Sequencer/Verifier bug
- How: an L2 block was created and submitted, but reproduced from batch as conflicting block, without L1 reorg.
- Limit: matching the number of invalid created L2 blocks. This reorg should not include safe-blocks: the verifier codepath should take priority over sequencer bugs, as it is more predictable to only undo unsafe blocks, and does not require protocol overrides. Undoing safe-blocks without L1 reorgs or derivation rule changes is not possible.
- Trigger: verifier-code producing block-inputs that do not match the unsafe L2 blocks
  
  When the verifier code processes block-inputs to advance the L2 safe-head, while the L2 unsafe-head is ahead, it compares the would-have-been block inputs against the previously known unsafe blocks (synced from p2p, or locally produced as sequencer). If there is a mismatch, this then triggers a reorg of the L2 chain by inserting the new correct block into the engine, while still traversing the same L1 chain.
Failed batch-submission for full sequencer-window (12 hours)
- How: when L2 blocks do not get posted to L1, eventually the protocol forces deposits in, by producing a block that conflicts with the first sequencer block that is missing on L1.
  - Note that batch-submission may also fail if submitted data was included but has timed-out: L1-data txs can timeout, to prevent interrupted/broken channels from bricking the batch-submission work indefinitely.
- Limit: matching the sequencer window (12 hours!) This is a serious protocol operation fault, something that should never happen, unless the sequencer and/or batch-submission is down for a prolonged time without intervention. If it does happen, one possible option may be to prolong the sequencing-window with a network upgrade, to avoid reversal of any chain activity, until data has been submitted. The protocol is meant to protect users from malicious sequencers however, and defaults to forcing this block of deposited transactions, ensuring liveness and core rollup properties.
- Trigger: the derivation-pipeline traverses to a new L1 block, that is ahead of the L1 origin of the L2 safe head by more than the sequencing window. It then creates a new L2 block with just deposits, building on the safe head, and reorging out unsafe L2 blocks, if any.

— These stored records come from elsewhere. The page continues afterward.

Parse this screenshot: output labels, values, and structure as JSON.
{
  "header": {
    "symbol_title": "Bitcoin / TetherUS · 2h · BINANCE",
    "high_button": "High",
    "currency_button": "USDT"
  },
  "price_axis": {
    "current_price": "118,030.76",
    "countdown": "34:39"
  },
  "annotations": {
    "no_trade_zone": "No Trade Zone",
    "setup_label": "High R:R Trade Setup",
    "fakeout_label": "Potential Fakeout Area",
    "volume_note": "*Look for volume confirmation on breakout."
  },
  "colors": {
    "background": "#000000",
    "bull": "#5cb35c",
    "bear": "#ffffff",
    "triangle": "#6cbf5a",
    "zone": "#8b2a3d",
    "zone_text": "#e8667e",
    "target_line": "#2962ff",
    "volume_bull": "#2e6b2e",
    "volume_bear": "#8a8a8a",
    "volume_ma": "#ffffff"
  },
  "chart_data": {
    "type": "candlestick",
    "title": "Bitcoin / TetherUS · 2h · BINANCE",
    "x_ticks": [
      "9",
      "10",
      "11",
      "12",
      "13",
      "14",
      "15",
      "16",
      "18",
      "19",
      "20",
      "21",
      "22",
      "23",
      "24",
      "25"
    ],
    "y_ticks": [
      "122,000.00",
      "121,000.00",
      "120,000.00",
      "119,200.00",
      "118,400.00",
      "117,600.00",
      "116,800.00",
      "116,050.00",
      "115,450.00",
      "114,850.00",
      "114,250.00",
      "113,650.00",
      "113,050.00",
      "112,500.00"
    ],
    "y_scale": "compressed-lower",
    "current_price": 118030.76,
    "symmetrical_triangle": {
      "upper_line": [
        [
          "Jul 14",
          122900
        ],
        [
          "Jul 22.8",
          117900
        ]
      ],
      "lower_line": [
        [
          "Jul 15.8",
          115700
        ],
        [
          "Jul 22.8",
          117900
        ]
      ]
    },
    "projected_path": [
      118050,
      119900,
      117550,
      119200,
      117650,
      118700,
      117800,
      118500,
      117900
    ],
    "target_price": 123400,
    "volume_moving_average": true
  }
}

In all these 3 cases, the common verifier code-path (derivation pipeline) executes the reorg.

The sequencer should automatically start building a new L2 chain after having executed the reorg like a verifier would.

Upon reorgs, op-geth puts transactions of the old chain back into the tx-pool. The sequencer may start including these into new blocks (i.e. replay), or drop them if there are too many for the tx-pool to hold on to.